Stanley Kauffmann, Film Critic, 1916-2013


Stanley Kauffmann, in 1974 from "Why I'm Not Bored," on the value of movies:

"Concurrent with our lives runs this muddied, quasi-strangulated, prostituted art, so lifecrammed and responsive and variegated and embracing, so indefinable no matter how long one strings out phrases like these, that to deny it seems to me to deny the worst and the best in yourself, a chance to help clarify which is which, and which is in the ascendant on any particular day. No matter how much I know about a film's makers or its subject before I go, I never really know what it's going to do to me: depress me with its vileness, or just roll past, or change my life in some degree, or some combination of all three, or affect me in some new way that I cannot imagine. So I like being asked whether filmgoing ever gets boring: it makes me think of what I don't know about the next film I'm going to see."
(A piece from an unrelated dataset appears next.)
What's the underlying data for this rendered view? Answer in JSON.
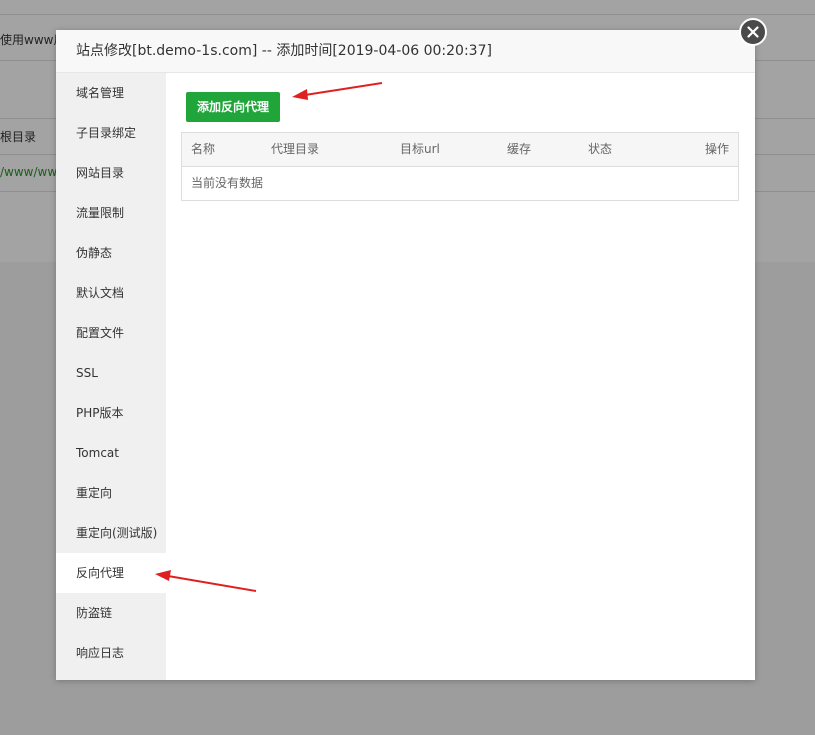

Roger Ebert, in 1997 from Roger Ebert's Book of Film, on Kauffmann's skill as a critic:

"He is the sanest of critics and the one most likely to place any film within its wider context of literature, philosophy, art, or politics. I read other critics for their insights, their writing, or simply to see what they think; I don't much care whether I agree with them or not. But when I read Kauffmann, who became a regular weekly destination for me five years before I wrote my own first reviews, more is at stake; on important films, if we agree, I am gratified, and if we disagree, I am likely to go back to my own review and have another uneasy look at it. It's not that I assume he is right and I am wrong; it's that after Kauffmann disagrees, I wonder if he was perhaps more right."

Stanley Kauffmann, the longtime film critic for The New Republic, died this morning.